I've programmed Aqua, Macintosh Quick Draw, Windows GDI and GDI+, Qt, and .NET Winforms and WPF is by far the most sophisticated API I've used. Although it has a pretty capable feature set that's better than preceding technologies such as swing, it's no match for WPF. It solves some major problems that have plagued graphics programming. If you're coming from the HTML/JS world, it is easy to learn, but if you're coming from the traditional graphics programming world, it's a major paradigm shift. Regardless, it's much easier to learn than CSS/HTML/JS. It's a clean break from the legacy concepts which plague other graphics programming environments.
The biggest strength of WPF is that it's resolution independent. It can scale across devices with little to no modifications. It requires little work to take a screen version of a drawing and output it to a high resolution printer without resolution loss.
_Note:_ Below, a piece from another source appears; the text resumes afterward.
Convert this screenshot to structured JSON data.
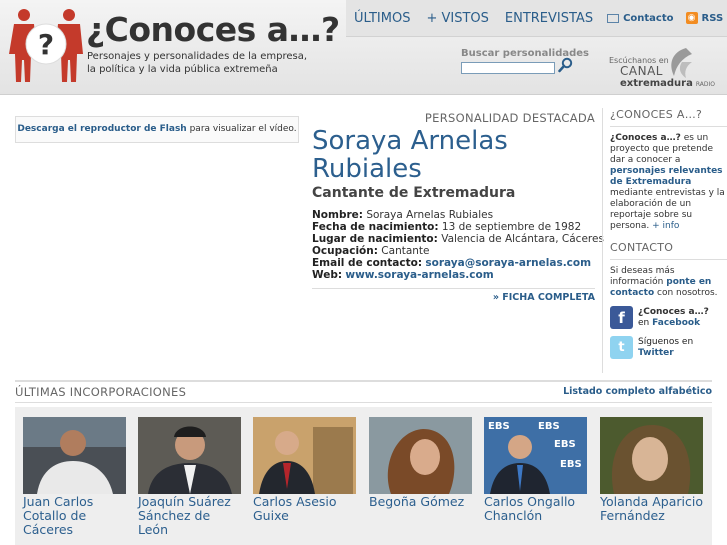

It also supports event triggering. UI elements can respond to events of other UI elements or to your applications code, making dynamic interfaces possible. It makes it easy to separate your code from the UI in a way that even HTML/JS can't achieve. Elements can broadcast and listen to events and respond accordingly.
Another strength is its highly object-oriented and declarative capable API. Using XAML, you can easily construct a working interface quickly and efficiently with a few lines. Unlike HTML/JS, it is easier to learn and its output is far more predictable and efficient. You can even program WPF completely in code, but it's generally not worth the minor performance gain. A better method is to compile your Xaml into .NET code.
In addition, the tooling available for WPF is very extensive compared to JavaFX. There are tons of tools including Expression Blend available. There are also numerous tools for taking vector graphics formats such as SVG and Adobe Illustrator and converting them into XAML. Now, designers and programmers can collaborate on desktop publishing in a way that was very difficult to do before.
In summary, WPF is so comprehensive that the Mono team opted not to port it to the Mono code base. They claimed it would take many man years to fully implement a reasonable feature set. If a Mono compatible version of WPF existed, it would make .NET the de facto cross-platform application framework. In fact, it may even supersede HTML/CSS, since it is far more powerful and easier to get your head around. Unfortunately, Microsoft didn't see a business case for a cross-platform enabled WPF. It's why SilverLight/WPF lost to HTML5/JS. Thanks to this mistake, they are now forced to hand over not only the web but part of their desktop to HTML 5/JS.